Uma chacina com três vítimas em um domingo à noite, dia 8 de julho de 2007, chamou a atenção da segurança pública gaúcha para uma situação nova que alterava a relação de forças entre os grupos criminosos que atuavam no bairro Bom Jesus, na zona leste de Porto Alegre. Havia décadas que as disputas majoritariamente se davam entre membros de duas famílias. Uma delas envolvida com o comércio legal (mercados e bares) na região, e ambas com o tráfico.
Duas das vítimas da chacina eram de uma das famílias. Desta vez, os autores do crime não pertenciam ao clã inimigo. De acordo com o que apurou a polícia, os executores faziam parte de uma nova quadrilha que surgia pelas ruas íngremes, estreitas e não pavimentadas da região mais carente do bairro. Eram os Bala na Cara, grupo que contaria com a colaboração até mesmo de policiais militares presos na última segunda-feira (11).
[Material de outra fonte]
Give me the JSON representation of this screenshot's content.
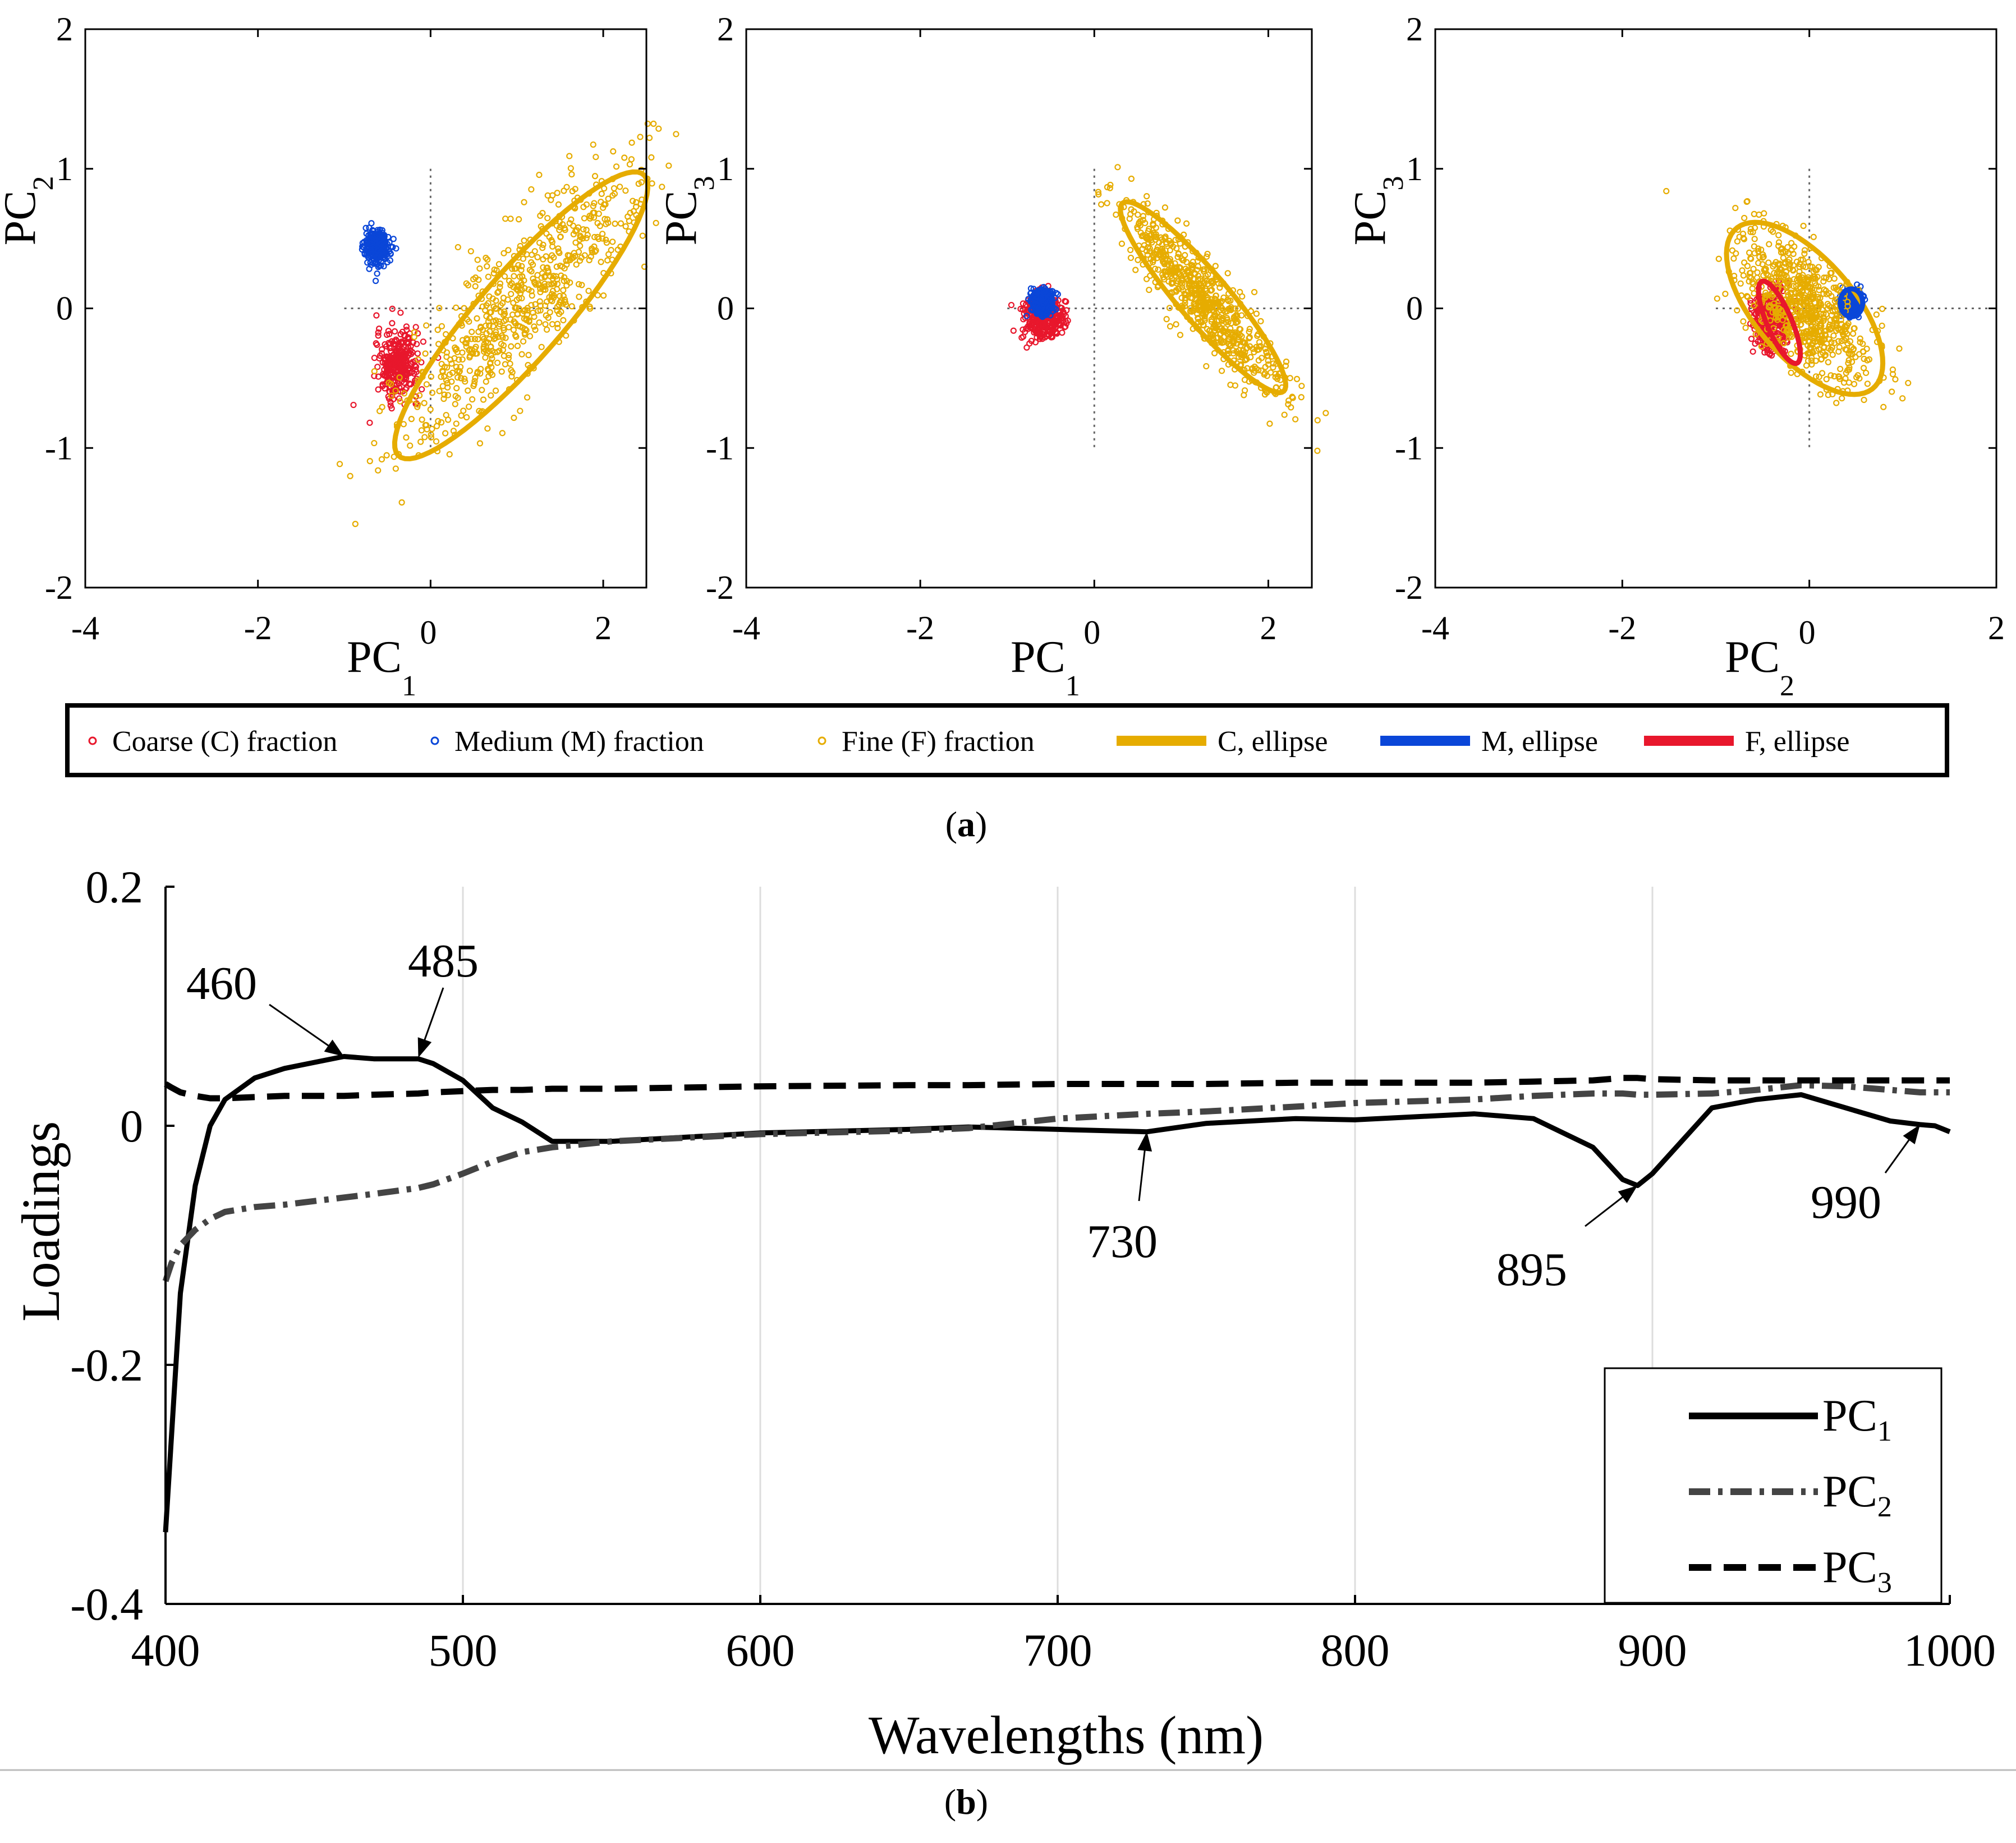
{
  "captions": {
    "a": "a",
    "b": "b"
  },
  "colors": {
    "coarse": "#e8172c",
    "medium": "#0a46d8",
    "fine": "#e6ac00",
    "pc1": "#000000",
    "pc2": "#444444",
    "pc3": "#000000"
  },
  "chart_data": [
    {
      "type": "scatter",
      "title": "",
      "xlabel": {
        "base": "PC",
        "sub": "1"
      },
      "ylabel": {
        "base": "PC",
        "sub": "2"
      },
      "xlim": [
        -4,
        2.5
      ],
      "ylim": [
        -2,
        2
      ],
      "xticks": [
        -4,
        -2,
        0,
        2
      ],
      "yticks": [
        -2,
        -1,
        0,
        1,
        2
      ],
      "series": [
        {
          "name": "Coarse (C) fraction",
          "center": [
            -0.38,
            -0.4
          ],
          "sd": [
            0.12,
            0.12
          ]
        },
        {
          "name": "Medium (M) fraction",
          "center": [
            -0.62,
            0.44
          ],
          "sd": [
            0.07,
            0.06
          ]
        },
        {
          "name": "Fine (F) fraction",
          "center": [
            1.05,
            0.05
          ],
          "sd": [
            0.45,
            0.28
          ]
        }
      ],
      "ellipses": [
        {
          "name": "C, ellipse",
          "center": [
            1.05,
            -0.05
          ],
          "semi": [
            1.75,
            0.38
          ],
          "angle_deg": 34
        }
      ]
    },
    {
      "type": "scatter",
      "title": "",
      "xlabel": {
        "base": "PC",
        "sub": "1"
      },
      "ylabel": {
        "base": "PC",
        "sub": "3"
      },
      "xlim": [
        -4,
        2.5
      ],
      "ylim": [
        -2,
        2
      ],
      "xticks": [
        -4,
        -2,
        0,
        2
      ],
      "yticks": [
        -2,
        -1,
        0,
        1,
        2
      ],
      "series": [
        {
          "name": "Coarse (C) fraction",
          "center": [
            -0.6,
            -0.07
          ],
          "sd": [
            0.12,
            0.08
          ]
        },
        {
          "name": "Medium (M) fraction",
          "center": [
            -0.6,
            0.04
          ],
          "sd": [
            0.06,
            0.05
          ]
        },
        {
          "name": "Fine (F) fraction",
          "center": [
            1.25,
            0.07
          ],
          "sd": [
            0.45,
            0.18
          ]
        }
      ],
      "ellipses": [
        {
          "name": "C, ellipse",
          "center": [
            1.25,
            0.08
          ],
          "semi": [
            1.15,
            0.22
          ],
          "angle_deg": -35
        }
      ]
    },
    {
      "type": "scatter",
      "title": "",
      "xlabel": {
        "base": "PC",
        "sub": "2"
      },
      "ylabel": {
        "base": "PC",
        "sub": "3"
      },
      "xlim": [
        -4,
        2
      ],
      "ylim": [
        -2,
        2
      ],
      "xticks": [
        -4,
        -2,
        0,
        2
      ],
      "yticks": [
        -2,
        -1,
        0,
        1,
        2
      ],
      "series": [
        {
          "name": "Coarse (C) fraction",
          "center": [
            -0.4,
            -0.1
          ],
          "sd": [
            0.1,
            0.12
          ]
        },
        {
          "name": "Medium (M) fraction",
          "center": [
            0.45,
            0.04
          ],
          "sd": [
            0.05,
            0.04
          ]
        },
        {
          "name": "Fine (F) fraction",
          "center": [
            -0.05,
            0.0
          ],
          "sd": [
            0.35,
            0.2
          ]
        }
      ],
      "ellipses": [
        {
          "name": "C, ellipse",
          "center": [
            -0.05,
            0.0
          ],
          "semi": [
            0.95,
            0.42
          ],
          "angle_deg": -32
        },
        {
          "name": "M, ellipse",
          "center": [
            0.45,
            0.04
          ],
          "semi": [
            0.12,
            0.1
          ],
          "angle_deg": 0
        },
        {
          "name": "F, ellipse",
          "center": [
            -0.32,
            -0.1
          ],
          "semi": [
            0.35,
            0.12
          ],
          "angle_deg": -55
        }
      ]
    },
    {
      "type": "line",
      "title": "",
      "xlabel": "Wavelengths (nm)",
      "ylabel": "Loadings",
      "xlim": [
        400,
        1000
      ],
      "ylim": [
        -0.4,
        0.2
      ],
      "xticks": [
        400,
        500,
        600,
        700,
        800,
        900,
        1000
      ],
      "yticks": [
        {
          "value": 0.2,
          "label": "0.2"
        },
        {
          "value": 0,
          "label": "0"
        },
        {
          "value": -0.2,
          "label": "-0.2"
        },
        {
          "value": -0.4,
          "label": "-0.4"
        }
      ],
      "grid": "vertical",
      "legend_position": "bottom-right",
      "x": [
        400,
        402,
        405,
        410,
        415,
        420,
        430,
        440,
        450,
        460,
        470,
        485,
        490,
        500,
        510,
        520,
        530,
        550,
        600,
        650,
        670,
        700,
        730,
        750,
        780,
        800,
        840,
        860,
        880,
        890,
        895,
        900,
        920,
        935,
        950,
        965,
        980,
        990,
        995,
        1000
      ],
      "series": [
        {
          "name": "PC1",
          "values": [
            -0.34,
            -0.26,
            -0.14,
            -0.05,
            0.0,
            0.022,
            0.04,
            0.048,
            0.053,
            0.058,
            0.056,
            0.056,
            0.052,
            0.038,
            0.015,
            0.003,
            -0.013,
            -0.013,
            -0.006,
            -0.003,
            -0.001,
            -0.003,
            -0.005,
            0.002,
            0.006,
            0.005,
            0.01,
            0.006,
            -0.018,
            -0.045,
            -0.05,
            -0.04,
            0.015,
            0.022,
            0.026,
            0.015,
            0.004,
            0.001,
            0.0,
            -0.005
          ]
        },
        {
          "name": "PC2",
          "values": [
            -0.13,
            -0.115,
            -0.1,
            -0.087,
            -0.078,
            -0.072,
            -0.068,
            -0.066,
            -0.063,
            -0.06,
            -0.057,
            -0.052,
            -0.049,
            -0.04,
            -0.03,
            -0.022,
            -0.018,
            -0.013,
            -0.007,
            -0.004,
            -0.002,
            0.006,
            0.01,
            0.012,
            0.016,
            0.019,
            0.022,
            0.025,
            0.027,
            0.027,
            0.026,
            0.026,
            0.027,
            0.03,
            0.034,
            0.033,
            0.03,
            0.028,
            0.028,
            0.028
          ]
        },
        {
          "name": "PC3",
          "values": [
            0.035,
            0.032,
            0.028,
            0.025,
            0.023,
            0.023,
            0.024,
            0.025,
            0.025,
            0.025,
            0.026,
            0.027,
            0.028,
            0.029,
            0.03,
            0.03,
            0.031,
            0.031,
            0.033,
            0.034,
            0.034,
            0.035,
            0.035,
            0.035,
            0.036,
            0.036,
            0.036,
            0.037,
            0.038,
            0.04,
            0.04,
            0.039,
            0.038,
            0.038,
            0.038,
            0.038,
            0.038,
            0.038,
            0.038,
            0.038
          ]
        }
      ],
      "annotations": [
        {
          "text": "460",
          "x": 460,
          "y": 0.058
        },
        {
          "text": "485",
          "x": 485,
          "y": 0.057
        },
        {
          "text": "730",
          "x": 730,
          "y": -0.005
        },
        {
          "text": "895",
          "x": 895,
          "y": -0.05
        },
        {
          "text": "990",
          "x": 990,
          "y": 0.001
        }
      ]
    }
  ],
  "legend_a": [
    {
      "name": "Coarse (C) fraction",
      "kind": "marker",
      "color": "#e8172c"
    },
    {
      "name": "Medium (M) fraction",
      "kind": "marker",
      "color": "#0a46d8"
    },
    {
      "name": "Fine (F) fraction",
      "kind": "marker",
      "color": "#e6ac00"
    },
    {
      "name": "C, ellipse",
      "kind": "line",
      "color": "#e6ac00"
    },
    {
      "name": "M, ellipse",
      "kind": "line",
      "color": "#0a46d8"
    },
    {
      "name": "F, ellipse",
      "kind": "line",
      "color": "#e8172c"
    }
  ],
  "legend_b": [
    {
      "base": "PC",
      "sub": "1",
      "dash": "solid"
    },
    {
      "base": "PC",
      "sub": "2",
      "dash": "dashdot"
    },
    {
      "base": "PC",
      "sub": "3",
      "dash": "dashed"
    }
  ]
}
O nome foi inspirado em uma das características do grupo: costumava matar suas vítimas com disparos no rosto, os chamados "tiros de esculacho", com o intuito de desfigurar a face e provocar velório com caixão fechado. Embora já disputasse a hegemonia do tráfico no Bom Jesus, a quadrilha inicialmente se voltou para assaltos a bancos e joalherias. O objetivo era se capitalizar para a compra de armas e drogas.
Desde o início, o grupo ficou marcado pela extrema violência com que agia. Por conta disso, dois anos após sua criação, virou braço armado de uma facção mais antiga e organizada, envolvida com tráfico, assaltos a bancos e carros-fortes. Quando esse grupo organizado planejava mortes, recorria, por meio de pagamento, à quadrilha surgida no Bom Jesus.
O enfraquecimento da facção mais antiga, que viveu período de instabilidade quando o seu principal líder foi transferido para uma prisão federal, em 2011, motivou o grupo da Bom Jesus a assumir características de facção — a primeira a ser criada nas ruas, pois, até então, todas haviam surgido no sistema penitenciário.
A expansão se deu de duas formas: por esquema semelhante ao de franquias e pela tomada de territórios na base da violência. Com essas duas maneiras de agir, em poucos anos, o crescimento atingiu diferentes regiões da Capital e praticamente todas as cidades da Região Metropolitana, e o grupo tornou-se, numericamente, o maior entre os ligados ao tráfico de drogas no Estado.
Pelo esquema de franquias, o grupo cooptava donos de bocas de fumo oferecendo-lhe soldados e armas para manterem seus territórios. Em troca, exigia a fidelidade na compra da droga fornecida pela facção e parte do lucro das vendas no varejo. Ese método fez Luís Fernando da Silva Soares Júnior, o Júnior Perneta ou Museo, apontado como o principal líder da facção da Bom Jesus, crescer no meio do crime. No início de maio deste ano, foi preso no Paraguai, onde, de acordo com a Delegacia de Capturas do Departamento Estadual de Investigações Criminais (Deic), além de manter o comando da organização criminosa, estaria envolvido com a plantação de maconha, e o abastecimento, em nível de atacado, de boa parte da região sul do Brasil e ainda da Argentina.
O método de expansão baseado na "tomada de bocas" provocou a criação de aliança entre quadrilhas rivais. Como um contraveneno, grupos menores firmaram um pacto de não agressão entre si e de ataques ao grupo da Bom Jesus. As disputas fizeram com que no ano de 2016 os homicídios atingissem os índices mais elevados da história na Região Metropolitana, com muitas mortes praticadas com requintes de crueldade, envolvendo decapitações, esquartejamentos e pessoas queimadas vivas.